Bleck. Not feeling so hot today. I’m having a hard time
thinking well, so creativity has gone out the window. Hence, my apologies for
such an underwhelming title. But I did want to at least update…this will
probably be a rambly post.
I went to sleep around 11 last night with every intention in
the world of sleeping till at least 9 this morning. My hands woke me up at 5:30
with an angry kind of itch. In trying not to actually scratch them, I ended up
rubbing them half raw with a towel in an attmept to abate the intensity of the
sensation. Excessive weeping ensued. So, as much as I knew it would burn, I
thought this was the opportune time for a vinegar soak.
I used apple cider vinegar because I picked up some more the
other day at Earth Fare. It actually didn’t burn nearly as bad as I
anticipated, and it did seem to dry the weeping out. But I had another bought
of itching a couple of hours ago. This crap is driving me crazy! Oh, please let
this cleanse clear it up!!!
Speaking of the
Cleanse…
I got pretty hungry while I was soaking my hands…to the
point that I was afraid I might be sick. You’re supposed to do the saltwater
flush before you have anything in the morning, but I had to have some lemonade.

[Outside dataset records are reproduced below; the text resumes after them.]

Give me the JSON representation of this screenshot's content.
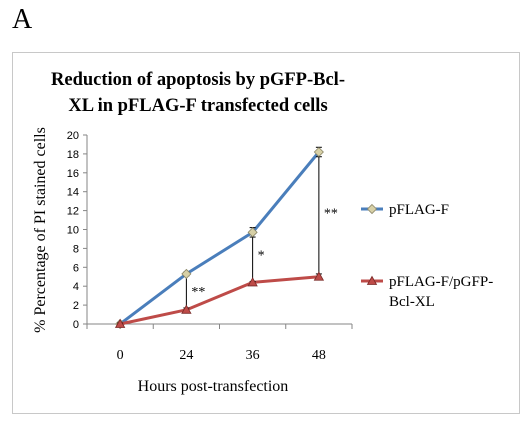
{
  "panel_letter": "A",
  "chart_data": {
    "type": "line",
    "title_lines": [
      "Reduction of apoptosis by pGFP-Bcl-",
      "XL in pFLAG-F transfected cells"
    ],
    "xlabel": "Hours post-transfection",
    "ylabel": "% Percentage of PI stained cells",
    "categories": [
      "0",
      "24",
      "36",
      "48"
    ],
    "ylim": [
      0,
      20
    ],
    "yticks": [
      0,
      2,
      4,
      6,
      8,
      10,
      12,
      14,
      16,
      18,
      20
    ],
    "grid": false,
    "legend_position": "right",
    "series": [
      {
        "name": "pFLAG-F",
        "values": [
          0,
          5.3,
          9.7,
          18.2
        ],
        "errors": [
          0.1,
          0.2,
          0.5,
          0.5
        ],
        "color": "#4a7ebb",
        "marker": "diamond",
        "legend_lines": [
          "pFLAG-F"
        ]
      },
      {
        "name": "pFLAG-F/pGFP-Bcl-XL",
        "values": [
          0,
          1.5,
          4.4,
          5.0
        ],
        "errors": [
          0.1,
          0.2,
          0.1,
          0.3
        ],
        "color": "#be4b48",
        "marker": "triangle",
        "legend_lines": [
          "pFLAG-F/pGFP-",
          "Bcl-XL"
        ]
      }
    ],
    "significance": [
      {
        "category": "24",
        "label": "**"
      },
      {
        "category": "36",
        "label": "*"
      },
      {
        "category": "48",
        "label": "**"
      }
    ]
  }
}
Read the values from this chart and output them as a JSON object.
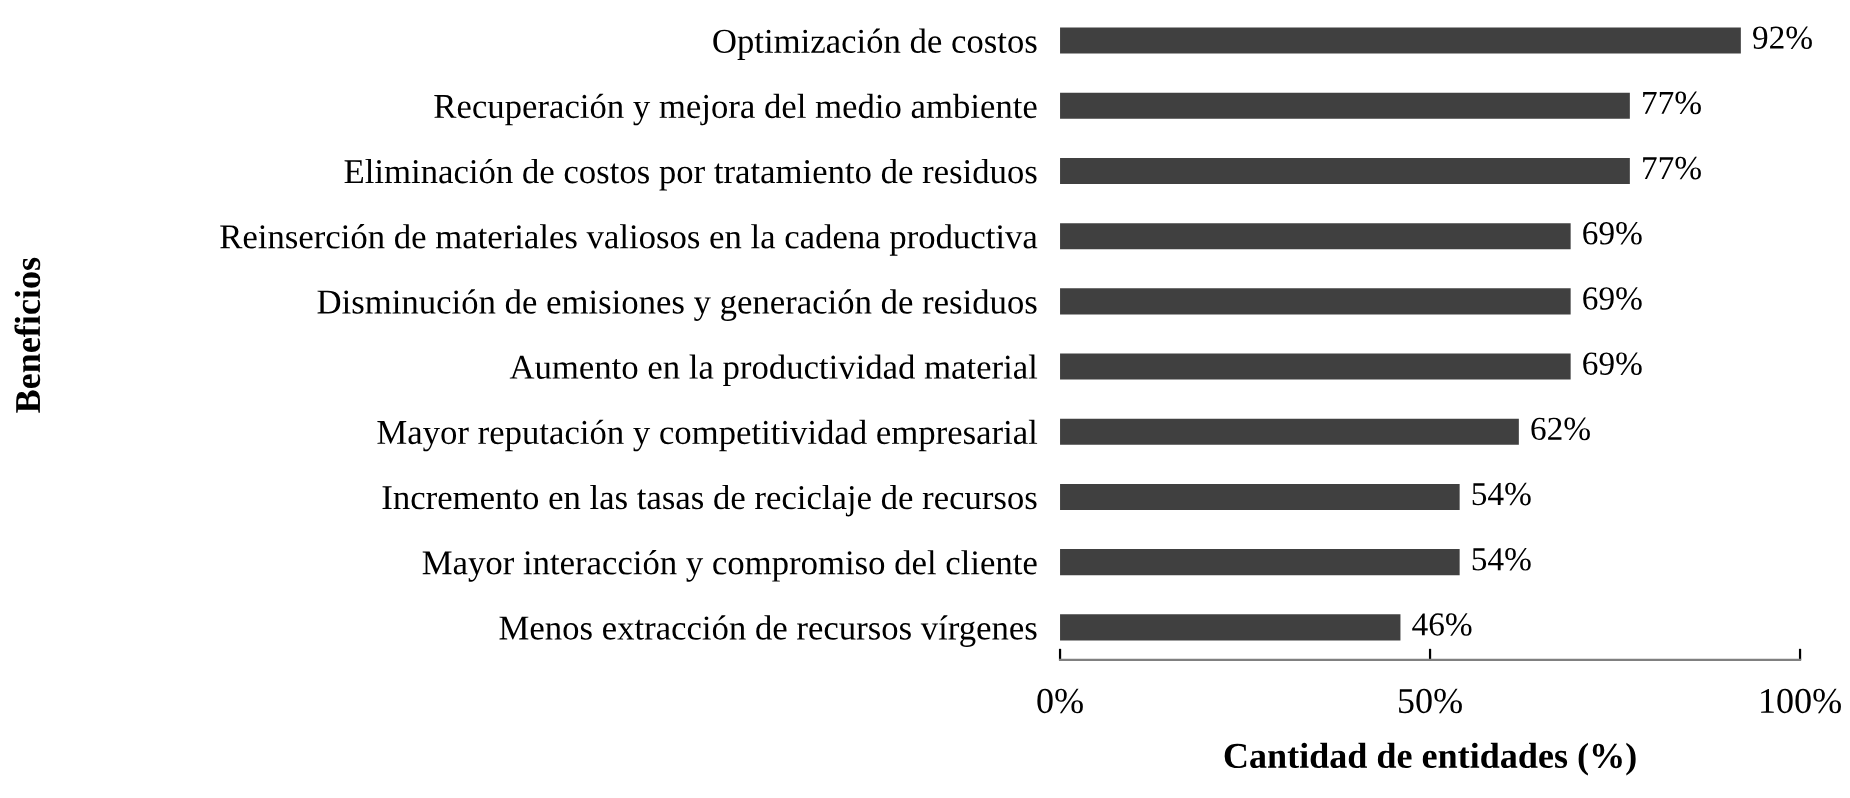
{
  "chart_data": {
    "type": "bar",
    "orientation": "horizontal",
    "categories": [
      "Optimización de costos",
      "Recuperación y mejora del medio ambiente",
      "Eliminación de costos por tratamiento de residuos",
      "Reinserción de materiales valiosos en la cadena productiva",
      "Disminución de emisiones y generación de residuos",
      "Aumento en la productividad material",
      "Mayor reputación y competitividad empresarial",
      "Incremento en las tasas de reciclaje de recursos",
      "Mayor interacción y compromiso del cliente",
      "Menos extracción de recursos vírgenes"
    ],
    "values": [
      92,
      77,
      77,
      69,
      69,
      69,
      62,
      54,
      54,
      46
    ],
    "value_labels": [
      "92%",
      "77%",
      "77%",
      "69%",
      "69%",
      "69%",
      "62%",
      "54%",
      "54%",
      "46%"
    ],
    "color": "#404040",
    "xlabel": "Cantidad de entidades (%)",
    "ylabel": "Beneficios",
    "xlim": [
      0,
      100
    ],
    "xticks": [
      {
        "value": 0,
        "label": "0%"
      },
      {
        "value": 50,
        "label": "50%"
      },
      {
        "value": 100,
        "label": "100%"
      }
    ],
    "grid": false,
    "legend": false
  }
}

You cannot imagine how hungry I was. So, I opted to skip the flush this
morning. Not the best thing for me, but not terrible either. I will make myself
do it in the morning, though. No sense in loosening these toxins if you’re not
going to expel them.
After my initial morning hunger, hunger has not been much of
an issue today. Lethargy has. I’ve felt a little sick, had some mild headaches,
but mostly I’ve just been incredibly tired. I went back to sleep somewhere
between 10 and 11 this morning, and slept till 3. I would have slept longer, I
think, but a huge limb fell on our porch and C woke me up to look at it.

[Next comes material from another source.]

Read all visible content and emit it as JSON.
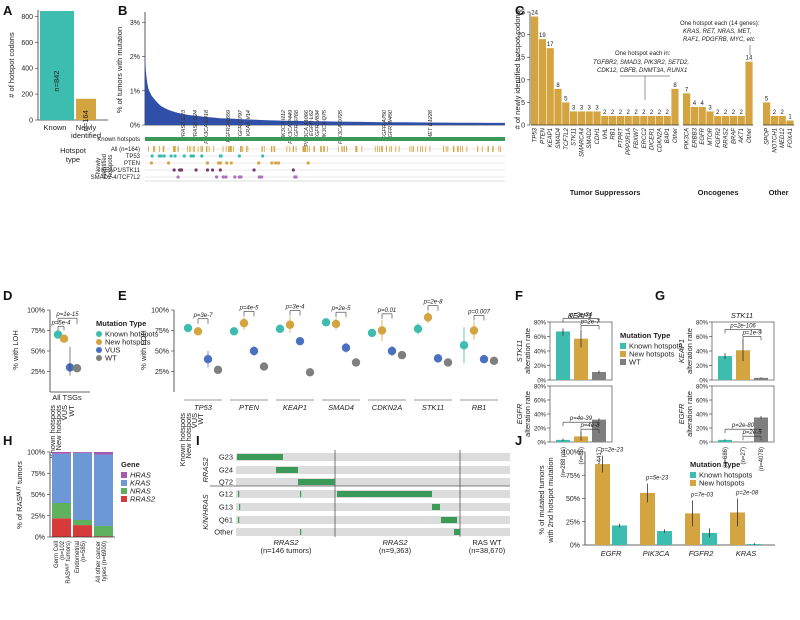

I had to get C to squeeze my lemons for me earlier…my hands
are pretty rough and I just couldn’t do it. This is a huge favor for me to ask
him because there are few things in this world that he hates more than lemons.

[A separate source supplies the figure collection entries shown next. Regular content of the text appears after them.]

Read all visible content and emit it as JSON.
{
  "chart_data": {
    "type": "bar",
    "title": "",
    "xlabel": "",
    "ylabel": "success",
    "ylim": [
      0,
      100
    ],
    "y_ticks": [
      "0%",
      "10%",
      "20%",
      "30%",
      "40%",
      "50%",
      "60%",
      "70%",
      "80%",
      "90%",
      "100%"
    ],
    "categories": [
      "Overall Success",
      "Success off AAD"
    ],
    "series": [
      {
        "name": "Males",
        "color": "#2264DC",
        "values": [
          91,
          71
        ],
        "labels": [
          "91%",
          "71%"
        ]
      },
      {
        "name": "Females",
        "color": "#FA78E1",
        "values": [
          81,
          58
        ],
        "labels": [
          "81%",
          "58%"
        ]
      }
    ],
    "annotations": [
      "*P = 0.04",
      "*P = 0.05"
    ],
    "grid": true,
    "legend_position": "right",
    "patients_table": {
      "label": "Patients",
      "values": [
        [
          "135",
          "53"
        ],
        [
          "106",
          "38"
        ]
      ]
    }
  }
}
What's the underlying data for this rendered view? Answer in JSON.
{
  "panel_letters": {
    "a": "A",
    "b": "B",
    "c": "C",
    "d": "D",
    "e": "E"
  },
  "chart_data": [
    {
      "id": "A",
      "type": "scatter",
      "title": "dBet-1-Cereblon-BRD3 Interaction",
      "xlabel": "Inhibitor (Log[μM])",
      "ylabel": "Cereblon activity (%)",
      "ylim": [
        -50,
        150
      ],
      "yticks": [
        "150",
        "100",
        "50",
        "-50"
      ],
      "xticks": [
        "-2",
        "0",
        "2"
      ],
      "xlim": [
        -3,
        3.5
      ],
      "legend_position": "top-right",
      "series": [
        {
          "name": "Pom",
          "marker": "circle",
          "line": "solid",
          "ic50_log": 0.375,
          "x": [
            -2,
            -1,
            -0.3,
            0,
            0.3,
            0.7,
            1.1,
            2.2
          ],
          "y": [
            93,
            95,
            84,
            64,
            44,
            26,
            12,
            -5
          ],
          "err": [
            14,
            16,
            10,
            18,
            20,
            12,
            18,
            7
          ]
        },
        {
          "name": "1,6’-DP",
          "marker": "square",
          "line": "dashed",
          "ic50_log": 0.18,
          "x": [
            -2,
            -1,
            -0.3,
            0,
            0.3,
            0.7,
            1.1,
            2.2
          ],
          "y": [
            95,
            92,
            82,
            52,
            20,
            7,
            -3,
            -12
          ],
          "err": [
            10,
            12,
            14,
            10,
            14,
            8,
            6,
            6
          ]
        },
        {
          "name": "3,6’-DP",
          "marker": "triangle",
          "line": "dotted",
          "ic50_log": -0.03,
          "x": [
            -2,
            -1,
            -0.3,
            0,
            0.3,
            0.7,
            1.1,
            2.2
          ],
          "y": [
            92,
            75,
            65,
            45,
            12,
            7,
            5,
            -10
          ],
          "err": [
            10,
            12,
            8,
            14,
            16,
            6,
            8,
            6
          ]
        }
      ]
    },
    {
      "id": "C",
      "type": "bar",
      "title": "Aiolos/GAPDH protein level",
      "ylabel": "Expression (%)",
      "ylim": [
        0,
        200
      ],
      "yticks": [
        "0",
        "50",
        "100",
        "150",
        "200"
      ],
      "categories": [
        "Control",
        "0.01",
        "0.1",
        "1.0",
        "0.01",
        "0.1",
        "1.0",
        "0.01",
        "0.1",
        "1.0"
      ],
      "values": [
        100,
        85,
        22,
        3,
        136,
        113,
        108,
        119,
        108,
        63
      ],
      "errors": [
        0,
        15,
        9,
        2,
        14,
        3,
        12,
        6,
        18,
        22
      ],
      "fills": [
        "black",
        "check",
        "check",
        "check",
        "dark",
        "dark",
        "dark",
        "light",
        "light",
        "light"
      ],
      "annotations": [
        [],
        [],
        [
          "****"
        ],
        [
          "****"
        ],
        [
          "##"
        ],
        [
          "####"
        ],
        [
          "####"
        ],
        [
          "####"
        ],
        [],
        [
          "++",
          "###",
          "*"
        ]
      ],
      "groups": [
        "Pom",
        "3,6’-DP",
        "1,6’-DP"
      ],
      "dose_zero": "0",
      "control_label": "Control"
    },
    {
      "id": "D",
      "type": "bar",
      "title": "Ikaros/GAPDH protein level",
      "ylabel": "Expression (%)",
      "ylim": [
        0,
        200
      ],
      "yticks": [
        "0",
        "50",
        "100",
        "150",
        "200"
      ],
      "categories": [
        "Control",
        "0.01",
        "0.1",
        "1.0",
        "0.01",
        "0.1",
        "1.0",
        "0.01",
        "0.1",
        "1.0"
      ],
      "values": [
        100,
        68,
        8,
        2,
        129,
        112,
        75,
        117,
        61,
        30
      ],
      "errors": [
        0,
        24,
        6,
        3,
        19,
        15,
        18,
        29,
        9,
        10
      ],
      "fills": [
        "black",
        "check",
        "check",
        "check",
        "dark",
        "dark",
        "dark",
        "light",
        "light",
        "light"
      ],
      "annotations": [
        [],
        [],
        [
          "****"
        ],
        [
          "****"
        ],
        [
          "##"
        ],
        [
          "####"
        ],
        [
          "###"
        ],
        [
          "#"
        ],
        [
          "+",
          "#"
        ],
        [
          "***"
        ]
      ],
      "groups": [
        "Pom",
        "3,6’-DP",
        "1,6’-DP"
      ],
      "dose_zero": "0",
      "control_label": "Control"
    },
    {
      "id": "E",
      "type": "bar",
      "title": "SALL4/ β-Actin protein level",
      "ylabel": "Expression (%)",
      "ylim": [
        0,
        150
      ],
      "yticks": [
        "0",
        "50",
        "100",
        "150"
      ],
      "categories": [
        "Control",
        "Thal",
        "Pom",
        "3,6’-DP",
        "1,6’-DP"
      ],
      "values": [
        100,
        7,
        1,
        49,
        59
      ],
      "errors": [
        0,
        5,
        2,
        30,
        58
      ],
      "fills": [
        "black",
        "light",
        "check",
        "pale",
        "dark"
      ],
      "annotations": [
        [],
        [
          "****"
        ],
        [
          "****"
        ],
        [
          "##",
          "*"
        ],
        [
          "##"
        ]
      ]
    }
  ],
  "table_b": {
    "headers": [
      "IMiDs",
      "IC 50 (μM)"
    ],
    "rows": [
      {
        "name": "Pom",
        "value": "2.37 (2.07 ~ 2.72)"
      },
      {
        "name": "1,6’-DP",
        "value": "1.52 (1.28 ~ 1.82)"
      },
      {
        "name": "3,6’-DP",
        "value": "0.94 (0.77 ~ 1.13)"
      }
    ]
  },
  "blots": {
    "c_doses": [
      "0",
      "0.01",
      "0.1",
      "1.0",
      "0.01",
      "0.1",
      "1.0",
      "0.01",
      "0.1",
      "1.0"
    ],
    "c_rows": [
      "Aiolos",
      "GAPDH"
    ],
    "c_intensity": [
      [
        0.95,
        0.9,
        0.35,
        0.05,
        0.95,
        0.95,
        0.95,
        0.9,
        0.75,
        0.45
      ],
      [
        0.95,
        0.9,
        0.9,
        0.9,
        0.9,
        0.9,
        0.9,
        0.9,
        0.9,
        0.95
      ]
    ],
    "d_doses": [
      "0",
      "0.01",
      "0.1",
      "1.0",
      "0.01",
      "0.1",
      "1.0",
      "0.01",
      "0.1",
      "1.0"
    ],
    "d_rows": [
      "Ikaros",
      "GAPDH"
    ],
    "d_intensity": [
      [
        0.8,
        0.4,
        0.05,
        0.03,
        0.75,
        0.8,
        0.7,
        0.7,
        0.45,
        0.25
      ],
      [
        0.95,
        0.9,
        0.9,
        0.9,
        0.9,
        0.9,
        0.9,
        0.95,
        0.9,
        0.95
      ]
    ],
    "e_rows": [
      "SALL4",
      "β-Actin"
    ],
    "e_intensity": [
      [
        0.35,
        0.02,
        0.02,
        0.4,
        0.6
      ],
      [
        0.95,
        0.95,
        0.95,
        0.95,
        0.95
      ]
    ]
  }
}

So a big, big thank you to my hubby for helping me through this.
Right now I just want to go back to sleep. It’s seeming to
me like the detox process is going to be slow and drawn out this time around.
It may be more tolerable, but at the same time, I think I’d just rather have it
over with in one day like the first time around. Oh, well. I did this to
myself, right?
I think I’m going to send out my work emails for the week
and then crash again. Sorry this is a less than fun post…but the good with the
bad, yes? Perhaps tomorrow will see me a bit more chipper.